Sunday, September 11, 2011
MIDWEST - Outlaws set up at city tavern
OFF THE WIRE
Association – also known as the Outlaws Motorcycle Club – has moved into the former Chocolate City bar along Route 403 in Johnstown’s Coopersdale section.
An international motorcycle gang with a long record of violent and drug-related criminal activity has set up shop in Johnstown.
And the bikers have done so in a high-profile way, moving into a former Coopersdale bar along Route 403 under a black sign bearing the letters “AOA” – American Outlaws Association.
While a club leader is not talking, local authorities are taking notice of gang members who wear a skull-and-pistons logo and advertise a succinct motto: “God forgives, Outlaws don’t.”
“We’re aware that they’ve established a club at that location,” city police Chief Craig Foust said. “We’ll be keeping an eye on it for any suspicious activities.”
Also known as the Outlaws Motorcycle Club, the group has a history in this area: In January 1981, seven Outlaws members were convicted of assaulting three undercover state troopers at a Jackson Township bar the previous summer.
It is not clear whether there is any connection between that incident and the club’s re-emergence here. The group has established itself in the former Chocolate City bar in the past few weeks.
It now appears to be a fully functioning bar, and an Outlaws logo adorns a side wall. A club representative working behind that bar earlier this week said he could not comment.
The Outlaws website lists a Johnstown chapter along with five other Pennsylvania chapters – Central PA, West Penn, Philadelphia, Scranton and Wilkes-Barre.
A state police spokesman said those are six of an estimated 176 Outlaws chapters worldwide.
There are about 1,700 members, said Sgt. Anthony Manetta, a public information officer based in Harrisburg.

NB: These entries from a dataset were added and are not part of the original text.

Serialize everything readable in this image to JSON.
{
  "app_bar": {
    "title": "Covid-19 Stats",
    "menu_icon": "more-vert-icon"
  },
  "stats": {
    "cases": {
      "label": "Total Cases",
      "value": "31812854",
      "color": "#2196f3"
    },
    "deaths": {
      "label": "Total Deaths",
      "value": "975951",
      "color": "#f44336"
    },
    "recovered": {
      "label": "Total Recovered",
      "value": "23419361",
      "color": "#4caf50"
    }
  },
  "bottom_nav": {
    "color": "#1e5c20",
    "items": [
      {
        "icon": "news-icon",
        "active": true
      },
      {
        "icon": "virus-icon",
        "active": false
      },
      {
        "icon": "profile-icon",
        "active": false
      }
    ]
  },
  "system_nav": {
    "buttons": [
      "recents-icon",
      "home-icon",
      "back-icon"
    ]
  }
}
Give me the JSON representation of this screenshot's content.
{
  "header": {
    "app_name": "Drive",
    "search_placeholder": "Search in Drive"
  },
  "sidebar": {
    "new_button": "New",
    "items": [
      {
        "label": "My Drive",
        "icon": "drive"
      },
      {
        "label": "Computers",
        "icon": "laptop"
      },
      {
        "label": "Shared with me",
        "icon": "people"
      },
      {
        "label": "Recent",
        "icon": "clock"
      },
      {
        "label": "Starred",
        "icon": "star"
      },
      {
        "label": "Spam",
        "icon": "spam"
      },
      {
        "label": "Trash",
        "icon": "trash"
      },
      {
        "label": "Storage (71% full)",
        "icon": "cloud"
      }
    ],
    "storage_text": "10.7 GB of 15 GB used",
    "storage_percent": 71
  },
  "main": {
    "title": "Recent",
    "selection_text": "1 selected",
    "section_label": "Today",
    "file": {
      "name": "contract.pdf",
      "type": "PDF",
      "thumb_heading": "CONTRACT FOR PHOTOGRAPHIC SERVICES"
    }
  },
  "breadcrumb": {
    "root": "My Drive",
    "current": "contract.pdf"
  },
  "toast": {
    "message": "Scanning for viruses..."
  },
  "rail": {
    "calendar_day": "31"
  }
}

State police are well aware of the gang: Manetta said members of the Wilkes-Barre chapter were charged as part of a cocaine-distribution network in March 2009, while Philadelphia-area Outlaws were arrested as part of a crystal-meth investigation in August of that year.

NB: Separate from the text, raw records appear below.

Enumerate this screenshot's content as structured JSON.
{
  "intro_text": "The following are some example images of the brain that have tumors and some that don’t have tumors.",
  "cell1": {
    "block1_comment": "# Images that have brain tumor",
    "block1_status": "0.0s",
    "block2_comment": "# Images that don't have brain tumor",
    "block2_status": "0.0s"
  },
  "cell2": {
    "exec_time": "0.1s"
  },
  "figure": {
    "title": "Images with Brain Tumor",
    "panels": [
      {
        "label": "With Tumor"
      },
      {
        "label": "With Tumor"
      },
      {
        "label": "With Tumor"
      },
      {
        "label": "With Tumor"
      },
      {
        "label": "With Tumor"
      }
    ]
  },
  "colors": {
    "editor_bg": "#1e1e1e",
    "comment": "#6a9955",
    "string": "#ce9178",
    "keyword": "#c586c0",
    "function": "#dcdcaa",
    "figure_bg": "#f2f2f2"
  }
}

“It’s mostly drug offenses,” Manetta said. “However, they’re also known for other criminal activity. They’ve been involved in arsons, assaults, homicides, intimidation, kidnapping, robbery, theft. It really runs the gamut.”
The federal government takes a similar view. A 2009 Justice Department report lists the Outlaws as one of seven “outlaw motorcycle gangs” and the most-dominant such gang in the Great Lakes region.

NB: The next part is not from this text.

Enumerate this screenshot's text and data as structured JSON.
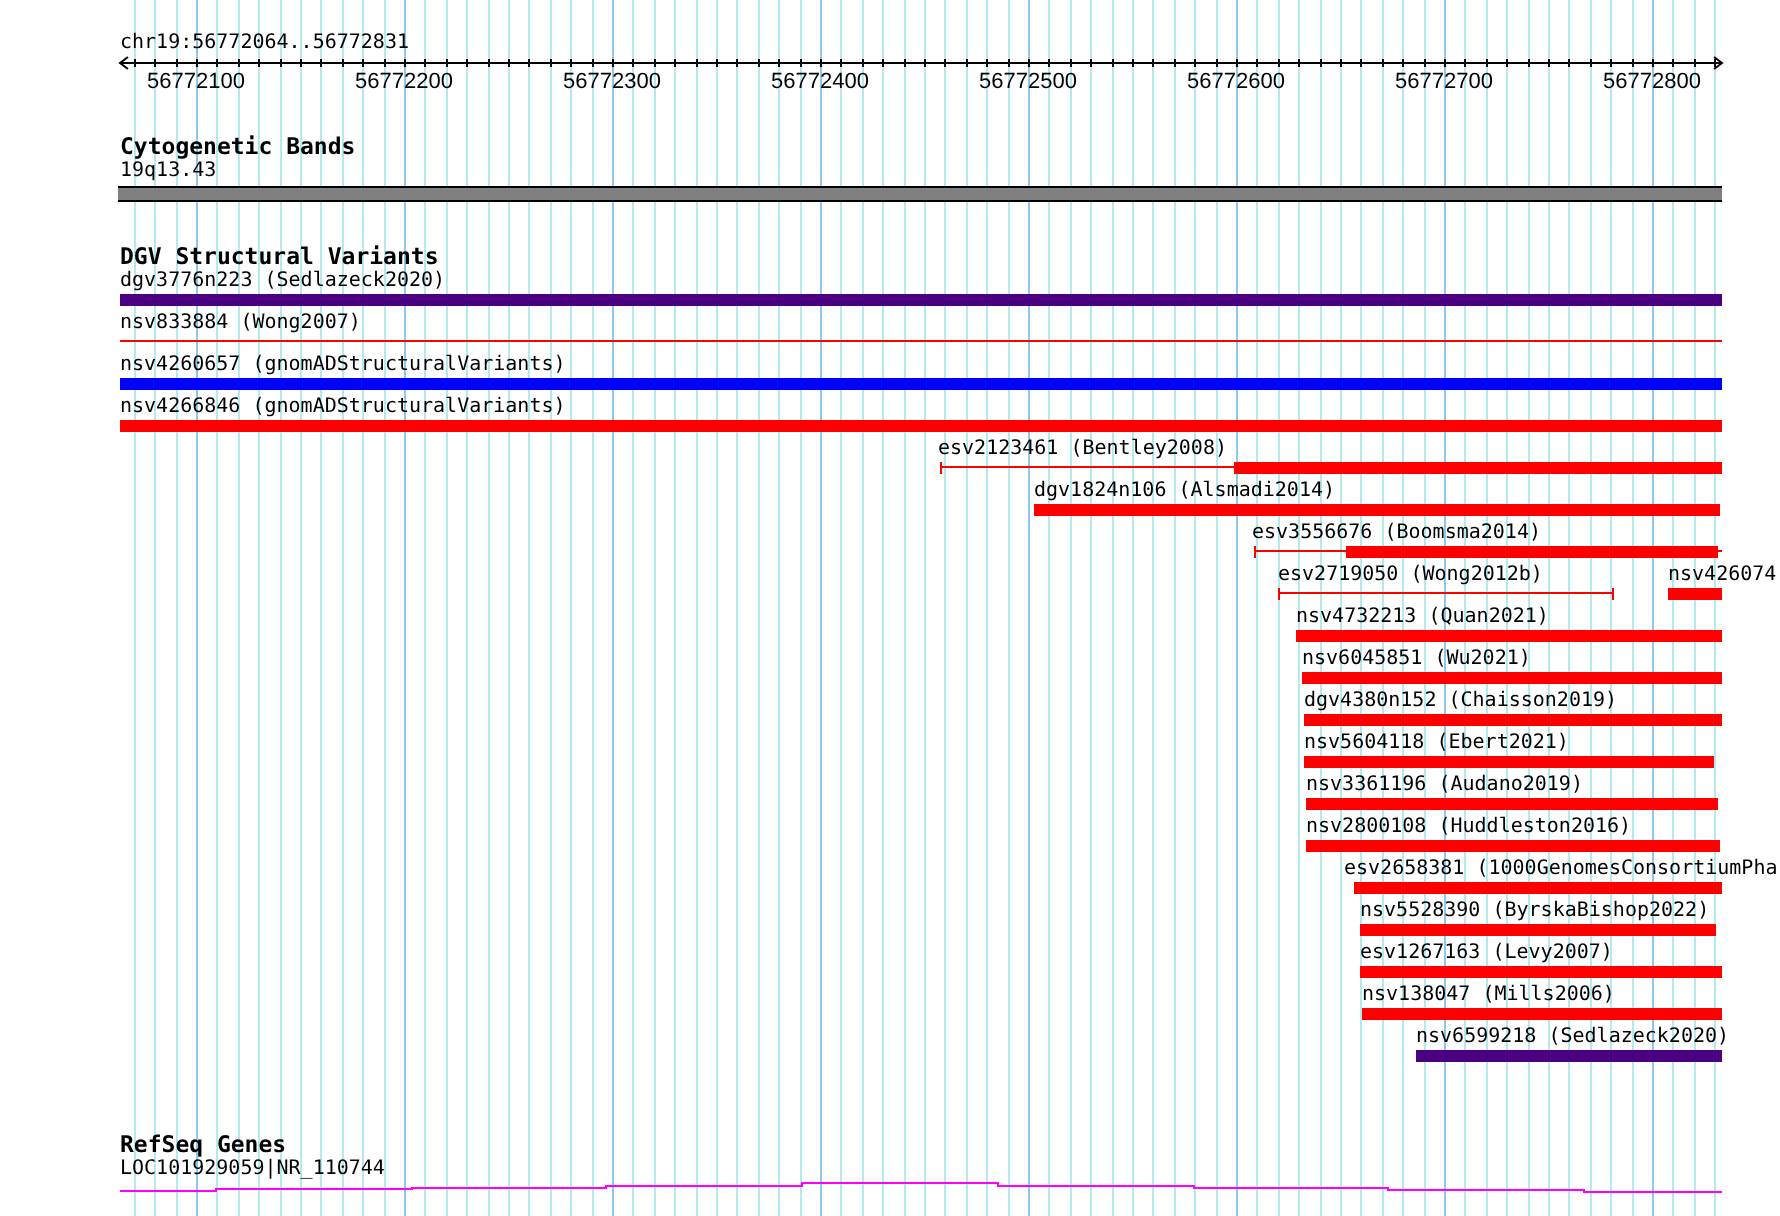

The report says Outlaws “produce, transport and distribute methamphetamine and transport and distribute cocaine, marijuana and, to a lesser extent, MDMA” (Ecstasy). It’s also noted that the group competes with the Hells Angels for members and turf.
The gang has made news lately: Jack Rosga, the American Outlaw Association’s national president, was sentenced in April to serve 20 years in federal prison. The 53-year-old, known as “Milwaukee Jack,” had been convicted in Virginia of conspiring to engage in racketeering activities and conspiring to commit violence in aid of racketeering.
A U.S. attorney at the time said Rosga “led an outlaw motorcycle gang that was violent at its core.”
The Outlaws organization does not shy away from that characterization: They are proud “1%ers,” a reference to motorcycle advocates’ declaration that 99 percent of bikers are law-abiding.
One American Outlaws Association logo features an extended middle finger.
The club’s website says the organization was founded in 1935 at a suburban Chicago bar.
The club grew steadily, adopted its motto in 1969 and founded its first chapter outside the U.S. in 1977.A support organization known as the Black Pistons Motorcycle Club was formed in 2002. The Outlaws now claim they are “one of the largest motorcycle clubs worldwide.”
While their intentions in Johnstown are not known, club members have moved into a notorious building. The Chocolate City bar generated many citizen complaints: In early 2006, court papers showed that police had responded to the location 37 times since 2002.
Also in 2002, a Johnstown man was seriously wounded outside the bar when he was shot by a New York man who later pleaded guilty and was sentenced to state prison.
In 2006, the bar’s operator pledged in court that he would shut Chocolate City. The facility later reopened as “Club 21,” but police ordered it shut because the business did not have a cabaret license.